São Bernardo tem um estudo sobre quantas árvores a cidade tem. “O município conta com aproximadamente 218 mil árvores. Por mês, são recebidos, em média, 500 pedidos de poda pela população, volume abaixo da capacidade. Em 2024, já foram realizados 11.278 serviços do tipo até o momento. A solicitação para podas de árvores pode ser feita de segunda a sexta-feira, das 8h às 17h, pelos telefones (11) 2630-7350 e 0800-7708-156. Após o recebimento da solicitação é feita a análise da demanda e vistoria, quando cabível. Quando os galhos das árvores estão em contato ou próximos da rede de energia elétrica classificada como ligação primária, somente a concessionária Enel pode executar a poda. Neste caso, é emitido ofício à empresa solicitando a poda com prazo de 90 dias para execução. Com relação ao temporal da última sexta-feira (11/10), foram atendidas 140 ocorrências, entre árvores e galhos caídos pela cidade”, informa em nota.

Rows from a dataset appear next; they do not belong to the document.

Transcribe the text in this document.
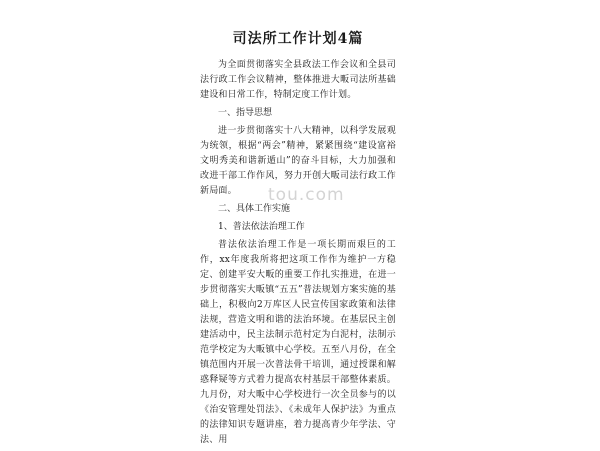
司法所工作计划4篇
为全面贯彻落实全县政法工作会议和全县司法行政工作会议精神，整体推进大畈司法所基础建设和日常工作，特制定度工作计划。
一、指导思想
进一步贯彻落实十八大精神，以科学发展观为统领，根据“两会”精神，紧紧围绕“建设富裕文明秀美和谐新遁山”的奋斗目标，大力加强和改进干部工作作风，努力开创大畈司法行政工作新局面。
二、具体工作实施
1、普法依法治理工作
普法依法治理工作是一项长期而艰巨的工作，xx年度我所将把这项工作作为维护一方稳定、创建平安大畈的重要工作扎实推进，在进一步贯彻落实大畈镇“五五”普法规划方案实施的基础上，积极向2万库区人民宣传国家政策和法律法规，营造文明和谐的法治环境。在基层民主创建活动中，民主法制示范村定为白泥村，法制示范学校定为大畈镇中心学校。五至八月份，在全镇范围内开展一次普法骨干培训，通过授课和解惑释疑等方式着力提高农村基层干部整体素质。九月份，对大畈中心学校进行一次全员参与的以《治安管理处罚法》、《未成年人保护法》为重点的法律知识专题讲座，着力提高青少年学法、守法、用
tou.com
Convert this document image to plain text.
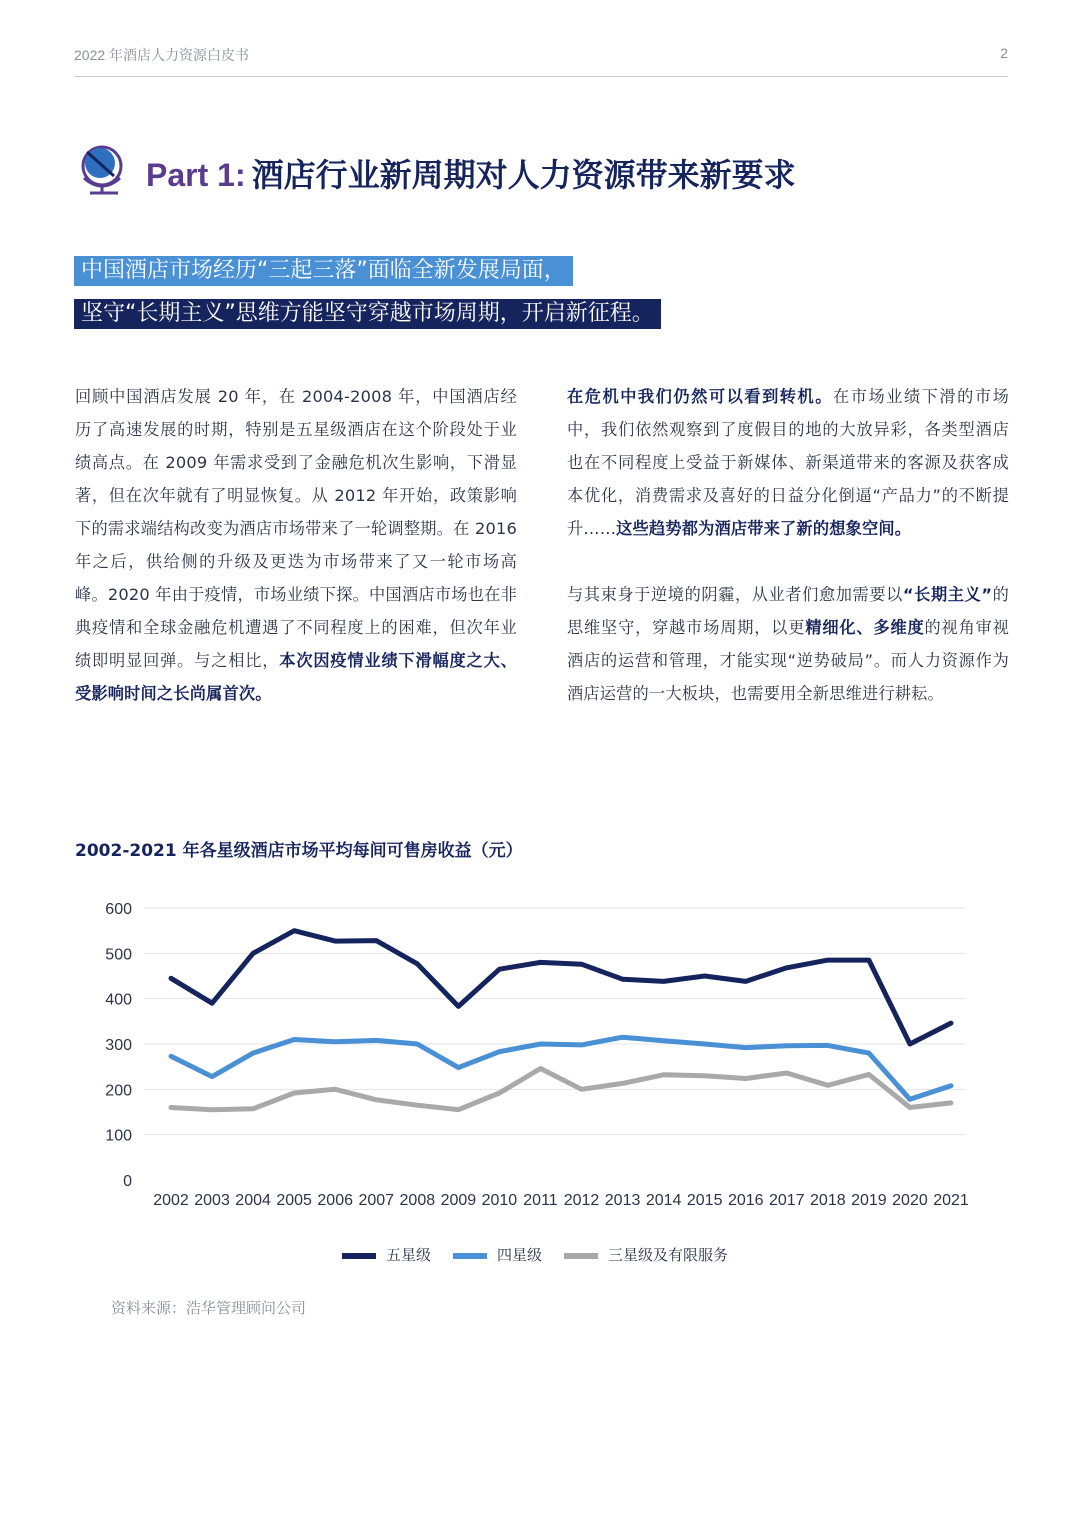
2022 年酒店人力资源白皮书	2
Part 1: 酒店行业新周期对人力资源带来新要求
中国酒店市场经历“三起三落”面临全新发展局面，
坚守“长期主义”思维方能坚守穿越市场周期，开启新征程。

回顾中国酒店发展 20 年，在 2004-2008 年，中国酒店经历了高速发展的时期，特别是五星级酒店在这个阶段处于业绩高点。在 2009 年需求受到了金融危机次生影响，下滑显著，但在次年就有了明显恢复。从 2012 年开始，政策影响下的需求端结构改变为酒店市场带来了一轮调整期。在 2016 年之后，供给侧的升级及更迭为市场带来了又一轮市场高峰。2020 年由于疫情，市场业绩下探。中国酒店市场也在非典疫情和全球金融危机遭遇了不同程度上的困难，但次年业绩即明显回弹。与之相比，本次因疫情业绩下滑幅度之大、受影响时间之长尚属首次。

在危机中我们仍然可以看到转机。在市场业绩下滑的市场中，我们依然观察到了度假目的地的大放异彩，各类型酒店也在不同程度上受益于新媒体、新渠道带来的客源及获客成本优化，消费需求及喜好的日益分化倒逼“产品力”的不断提升……这些趋势都为酒店带来了新的想象空间。

与其束身于逆境的阴霾，从业者们愈加需要以“长期主义”的思维坚守，穿越市场周期，以更精细化、多维度的视角审视酒店的运营和管理，才能实现“逆势破局”。而人力资源作为酒店运营的一大板块，也需要用全新思维进行耕耘。

2002-2021 年各星级酒店市场平均每间可售房收益（元）
0
100
200
300
400
500
600
2002 2003 2004 2005 2006 2007 2008 2009 2010 2011 2012 2013 2014 2015 2016 2017 2018 2019 2020 2021
五星级	四星级	三星级及有限服务
资料来源：浩华管理顾问公司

Ribeirão Pires não informou quantas árvores há em calçadas e terrenos públicos. “A Prefeitura atende de 70 a 90 pedidos de poda por mês, sem que necessite de autorização da Defesa Civil. Atualmente, o serviço de poda de árvores é dividido por urgência e complexidade. A zeladoria se dedica a realizar a poda simples, enquanto a Defesa Civil acompanha intervenções que necessitam mais técnica. As ações são realizadas sempre com a anuência e sintonia de ambas equipes. Entre sexta e domingo (de 11 a 13/10) da ultima semana foram 20 ocorrências registradas após tempestade, todas atendidas pela Defesa Civil.
Diadema diz que aumentou em 210% a quantidade de podas nos últimos anos e culpa a Enel pelo índice de resolução não ser de 100%. “A Prefeitura já realizou, desde janeiro de 2021 até agora, 13.494 podas e cortes de árvores, média de 3.400 serviços realizados por ano. O número é 210% maior do que a média realizada na gestão anterior, de 1.100 serviços por ano. Desde agosto de 2022, quando o Colab foi lançado, até setembro de 2024, já foram recebidos 2.589 pedidos de cortes e podas de árvores. Pedidos que necessitem de desligamento da rede elétrica permanecem abertos até que a Enel faça o serviço, e por isso, o índice de resolução não é de 100% dos atendimentos”, diz nota da prefeitura.
O município chegou a ficar com 80% do seu território às escuras após o temporal do dia 11. Alguns lugares, segundo a administração municipal, ficaram mais de 72 horas sem energia.
Mauá, Santo André, São Caetano e Rio Grande da Serra não responderam.